Remote Data Manager

There are functions which require files to be downloaded from the internet before they are executed. If the files change on the remote server or if they are tampered with after the file is downloaded, the function may return erroneous results.

This Remote Data Manager provides developers with a way to download the files easily and ensure that the files are intact when they are used. If the file is changed on the remote server, the data manager will raise an error so that the user is made aware that the intended file is not available. If the file has changed on disk, data manager will redownload the file after warning the user.

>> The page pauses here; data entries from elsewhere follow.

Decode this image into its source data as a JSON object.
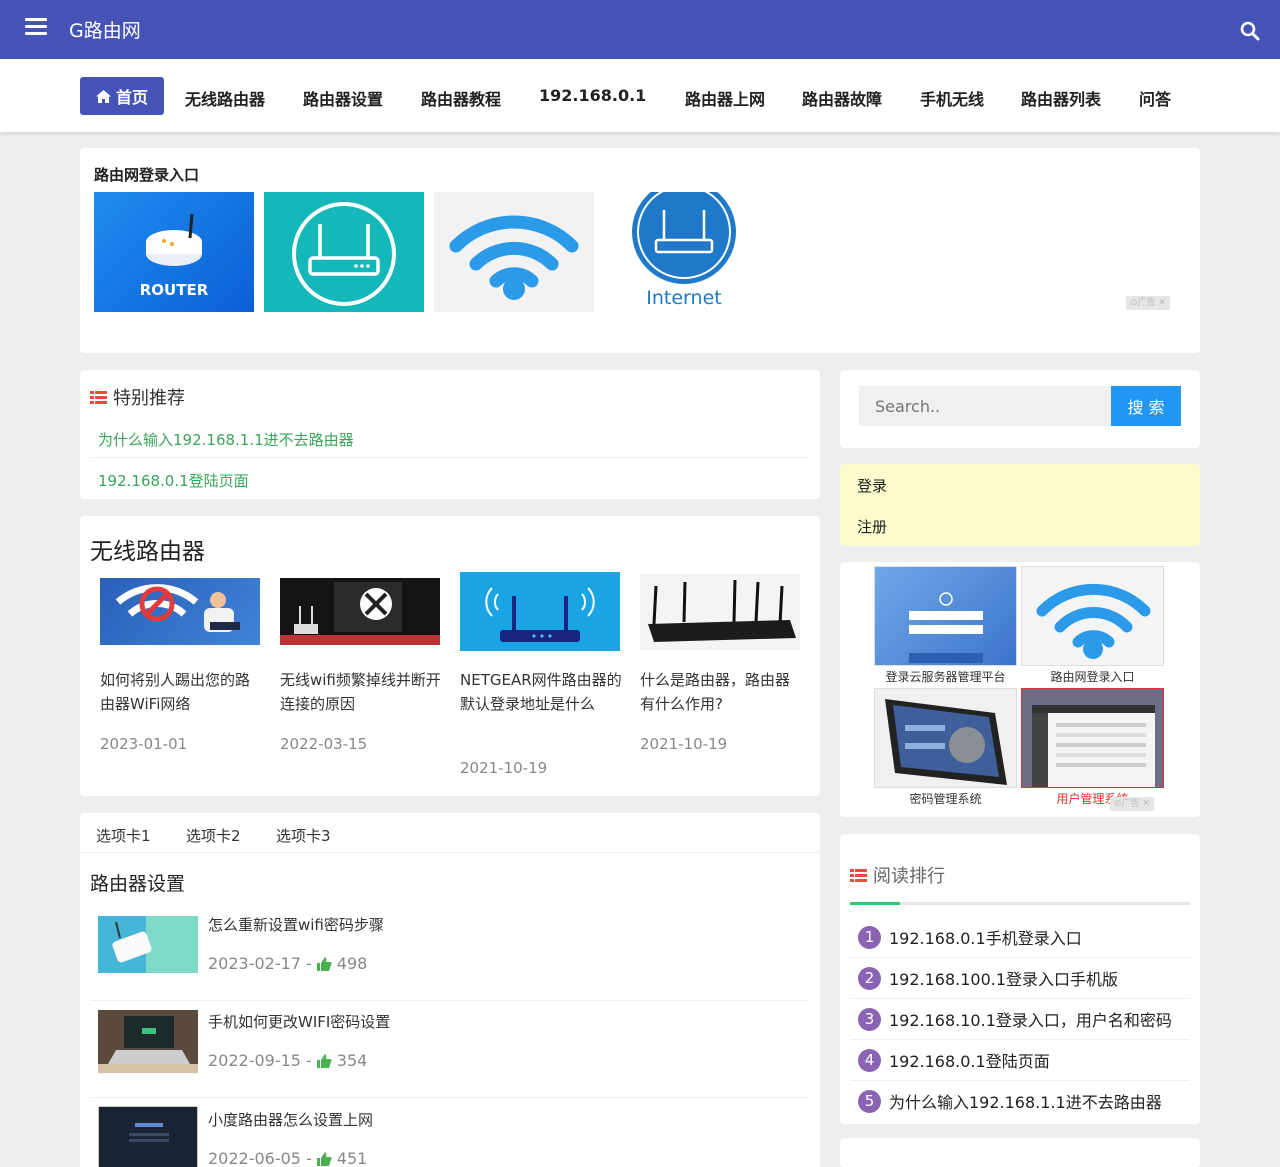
{
  "header": {
    "site_title": "G路由网",
    "menu_icon": "hamburger-icon",
    "search_icon": "search-icon",
    "bg_color": "#4553b6"
  },
  "nav": {
    "home": "首页",
    "items": [
      "无线路由器",
      "路由器设置",
      "路由器教程",
      "192.168.0.1",
      "路由器上网",
      "路由器故障",
      "手机无线",
      "路由器列表",
      "问答"
    ]
  },
  "banner": {
    "title": "路由网登录入口",
    "thumb1_text": "ROUTER",
    "thumb4_text": "Internet",
    "ad_label": "广告"
  },
  "featured": {
    "title": "特别推荐",
    "links": [
      "为什么输入192.168.1.1进不去路由器",
      "192.168.0.1登陆页面"
    ]
  },
  "wireless": {
    "title": "无线路由器",
    "items": [
      {
        "title": "如何将别人踢出您的路由器WiFi网络",
        "date": "2023-01-01"
      },
      {
        "title": "无线wifi频繁掉线并断开连接的原因",
        "date": "2022-03-15"
      },
      {
        "title": "NETGEAR网件路由器的默认登录地址是什么",
        "date": "2021-10-19"
      },
      {
        "title": "什么是路由器，路由器有什么作用?",
        "date": "2021-10-19"
      }
    ]
  },
  "tabs": {
    "labels": [
      "选项卡1",
      "选项卡2",
      "选项卡3"
    ],
    "section_title": "路由器设置",
    "articles": [
      {
        "title": "怎么重新设置wifi密码步骤",
        "date": "2023-02-17",
        "sep": "-",
        "likes": "498"
      },
      {
        "title": "手机如何更改WIFI密码设置",
        "date": "2022-09-15",
        "sep": "-",
        "likes": "354"
      },
      {
        "title": "小度路由器怎么设置上网",
        "date": "2022-06-05",
        "sep": "-",
        "likes": "451"
      }
    ]
  },
  "sidebar": {
    "search_placeholder": "Search..",
    "search_button": "搜 索",
    "login": "登录",
    "register": "注册",
    "ad_grid": [
      {
        "caption": "登录云服务器管理平台"
      },
      {
        "caption": "路由网登录入口"
      },
      {
        "caption": "密码管理系统"
      },
      {
        "caption": "用户管理系统"
      }
    ],
    "ad_label": "广告",
    "rank_title": "阅读排行",
    "rank": [
      {
        "num": "1",
        "title": "192.168.0.1手机登录入口"
      },
      {
        "num": "2",
        "title": "192.168.100.1登录入口手机版"
      },
      {
        "num": "3",
        "title": "192.168.10.1登录入口，用户名和密码"
      },
      {
        "num": "4",
        "title": "192.168.0.1登陆页面"
      },
      {
        "num": "5",
        "title": "为什么输入192.168.1.1进不去路由器"
      }
    ]
  }
}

Also in sunpy.util, there is a hash_file function.

Usage

The manager has to be imported before it is used:

from sunpy.data import manager

require is a decorator which is used to inform the data manager that the function requires a file for its execution. get function is used to access the file inside the function. Suppose a function requires a file with url ‘http://data.sunpy.org/sample-data/predicted-sunspot-radio-flux.txt’ which has a SHA256 hash of ‘4c85b04a5528aa97eb84a087450eda0421c71833820576330bba148564089b11’. The following example will show how this function can be implemented:

@manager.require('test_file',
                ['http://data.sunpy.org/sample-data/predicted-sunspot-radio-flux.txt'],
                '4c85b04a5528aa97eb84a087450eda0421c71833820576330bba148564089b11')
def test_function():
    file_path = manager.get('test_file')
    # do something with file
    return file_path

Cache

Remote files sometimes have to be cached. This is to ensure that the files are not redownloaded frequently, thus saving users’ disk space and well as internet bandwidth. The cache has an expiry time which is set by the sunpyrc config file. To change this please see Customizing SunPy.

Usage

The following example shows how cache can be used:

from sunpy.data import cache

def test_function():
    file_path = cache.download('http://data.sunpy.org/sample-data/predicted-sunspot-radio-flux.txt')
    return file_path


test_function()  # The file will be downloaded with this call
test_function()  # subsequent calls won't redownload the file

Testing

A pytest fixture is provided for ease of mocking network requests when using cache. The following example demonstates the usage of the fixture.:

@pytest.fixture()
def local_cache(sunpy_cache):
    sunpy_cache = sunpy_cache('sunpy.test_module.cache')
    sunpy_cache.add('http://example.com/test_file',
                    'test_data_path')

The above snippet creates a pytest fixture called local_cache. This fixture can be used in wherever the files have to be mocked. An example is given below.:

def test_test_function(local_cache):
    # inside this function the mocked cache is used

    # test_function uses 'http://example.com/test_file'
    assert test_function() == True